A [Zellij](https://zellij.dev) plugin that auto-returns your session to `Locked`
mode after a short idle timeout. It exists as a safety net for **leader-key
mistakes**: you press the leader to enter `Tmux` (or `Normal`) mode, miss the
follow-up action, and now Zellij is silently eating your keystrokes. delayLock
snaps the session back to `Locked` after a couple of seconds so your typing
goes back to the underlying terminal.

## How it works

Three rules, one timer:

1. **On any mode change**, if you've just left the target mode and entered a
mode in the *active list* (default: `Normal`, `Tmux`), a timer starts
(default: 2 seconds).
2. **On any keystroke** (anywhere in the Zellij session), the timer is reset
to a fresh full interval — so as long as you're typing actions, you stay
in the unlocked mode.
3. **When the timer expires** with no input since it was armed, the plugin
calls `switch_to_input_mode(Locked)` and you're back in `Locked` mode.

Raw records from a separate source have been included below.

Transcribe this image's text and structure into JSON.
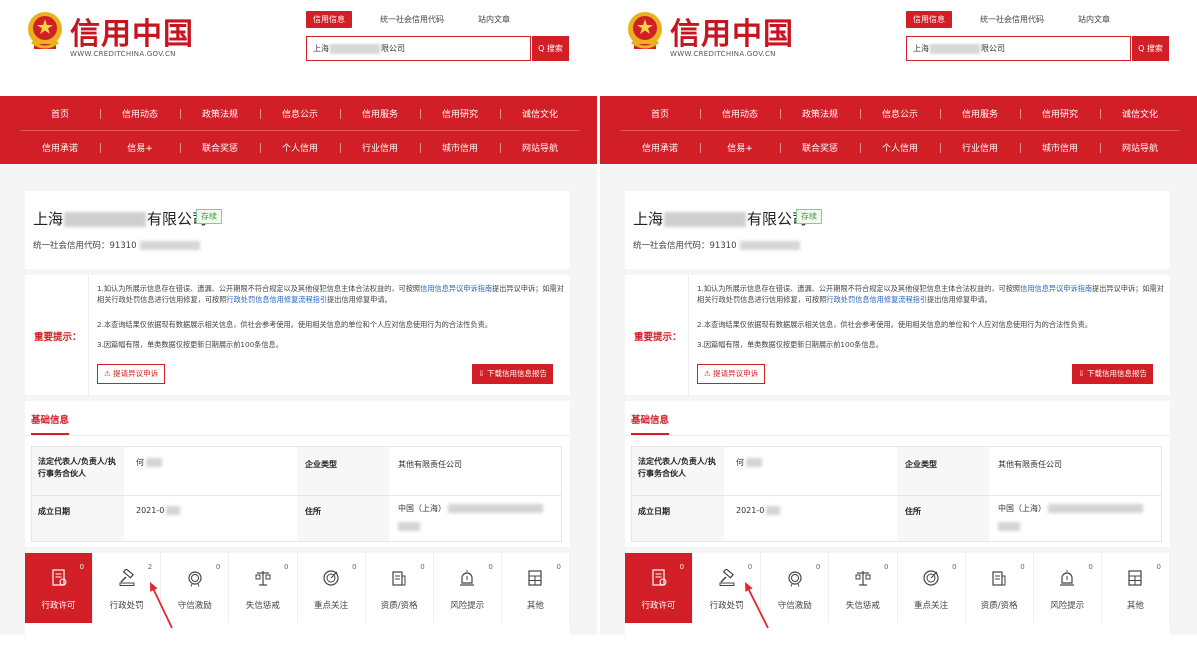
{
  "header": {
    "brand": "信用中国",
    "brand_url": "WWW.CREDITCHINA.GOV.CN",
    "search_tabs": [
      "信用信息",
      "统一社会信用代码",
      "站内文章"
    ],
    "search_prefix": "上海",
    "search_suffix": "限公司",
    "search_button": "Q 搜索"
  },
  "nav": {
    "row1": [
      "首页",
      "信用动态",
      "政策法规",
      "信息公示",
      "信用服务",
      "信用研究",
      "诚信文化"
    ],
    "row2": [
      "信用承诺",
      "信易+",
      "联合奖惩",
      "个人信用",
      "行业信用",
      "城市信用",
      "网站导航"
    ]
  },
  "company": {
    "name_prefix": "上海",
    "name_suffix": "有限公司",
    "status": "存续",
    "code_label": "统一社会信用代码：",
    "code_prefix": "91310"
  },
  "notice": {
    "label": "重要提示：",
    "line1_a": "1.如认为所展示信息存在错误、遗漏、公开期限不符合规定以及其他侵犯信息主体合法权益的，可按照",
    "line1_link": "信用信息异议申诉指南",
    "line1_b": "提出异议申诉；如需对相关行政处罚信息进行信用修复，可按照",
    "line1_link2": "行政处罚信息信用修复流程指引",
    "line1_c": "提出信用修复申请。",
    "line2": "2.本查询结果仅依据现有数据展示相关信息，供社会参考使用。使用相关信息的单位和个人应对信息使用行为的合法性负责。",
    "line3": "3.因篇幅有限，单类数据仅按更新日期展示前100条信息。",
    "objection_button": "⚠ 提请异议申诉",
    "download_button": "⇩ 下载信用信息报告"
  },
  "basic": {
    "title": "基础信息",
    "legal_label": "法定代表人/负责人/执行事务合伙人",
    "legal_value": "何",
    "type_label": "企业类型",
    "type_value": "其他有限责任公司",
    "date_label": "成立日期",
    "date_value": "2021-0",
    "address_label": "住所",
    "address_value": "中国（上海）"
  },
  "categories_left": [
    {
      "label": "行政许可",
      "count": "0",
      "icon": "permit-icon"
    },
    {
      "label": "行政处罚",
      "count": "2",
      "icon": "gavel-icon"
    },
    {
      "label": "守信激励",
      "count": "0",
      "icon": "medal-icon"
    },
    {
      "label": "失信惩戒",
      "count": "0",
      "icon": "scales-icon"
    },
    {
      "label": "重点关注",
      "count": "0",
      "icon": "target-icon"
    },
    {
      "label": "资质/资格",
      "count": "0",
      "icon": "certificate-icon"
    },
    {
      "label": "风险提示",
      "count": "0",
      "icon": "alarm-icon"
    },
    {
      "label": "其他",
      "count": "0",
      "icon": "other-icon"
    }
  ],
  "categories_right": [
    {
      "label": "行政许可",
      "count": "0",
      "icon": "permit-icon"
    },
    {
      "label": "行政处罚",
      "count": "0",
      "icon": "gavel-icon"
    },
    {
      "label": "守信激励",
      "count": "0",
      "icon": "medal-icon"
    },
    {
      "label": "失信惩戒",
      "count": "0",
      "icon": "scales-icon"
    },
    {
      "label": "重点关注",
      "count": "0",
      "icon": "target-icon"
    },
    {
      "label": "资质/资格",
      "count": "0",
      "icon": "certificate-icon"
    },
    {
      "label": "风险提示",
      "count": "0",
      "icon": "alarm-icon"
    },
    {
      "label": "其他",
      "count": "0",
      "icon": "other-icon"
    }
  ],
  "colors": {
    "brand_red": "#d21e26",
    "link_blue": "#2a63b8",
    "status_green": "#3a9a3a"
  }
}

Modes that are *not* in the active list (e.g. `Scroll`, `Search`, `Prompt`,
`RenameTab`) are left alone — those are modes where you legitimately want to
sit idle for a while.

On first load the plugin switches the session to the target mode immediately,
so you start locked.

### Why a timer that "re-arms" instead of resetting on each keypress

Zellij's plugin API does not let you cancel a `set_timeout`. delayLock instead
counts input events and snapshots the count when arming. When the timer fires,
it compares: if the count moved, the user was typing, so it re-arms with a
fresh full interval. If the count is unchanged, the user really was idle, and
it locks. The user-visible effect is "every keystroke gives you a fresh full
timeout", which is the right UX for a 2-second leader-key safety net.

## Requirements

- Zellij (any recent version — tested against `zellij-tile = 0.44`).
- Rust toolchain with the `wasm32-wasip1` target:
```fish
rustup target add wasm32-wasip1
```

(Older Zellij documentation says `wasm32-wasi`. That target name was removed
in Rust 1.84; `wasm32-wasip1` is the same ABI under the new name. Zellij
loads either fine.)

## Build

```fish
git clone delaylock
cd delaylock
cargo build --release
```

The artifact lands at `target/wasm32-wasip1/release/delaylock.wasm`. Copy it
somewhere stable — e.g.:

```fish
mkdir -p ~/.config/zellij/plugins
cp target/wasm32-wasip1/release/delaylock.wasm ~/.config/zellij/plugins/
```

## Install in your Zellij config

delayLock has no UI — it just needs to be running. The right place for that
is your `~/.config/zellij/config.kdl`, not a layout. Layouts are
session-scoped (you'd have to add it to every layout) and require a pane to
host the plugin; the config-level `load_plugins` block runs the plugin
**headless** in the background, automatically, for every session.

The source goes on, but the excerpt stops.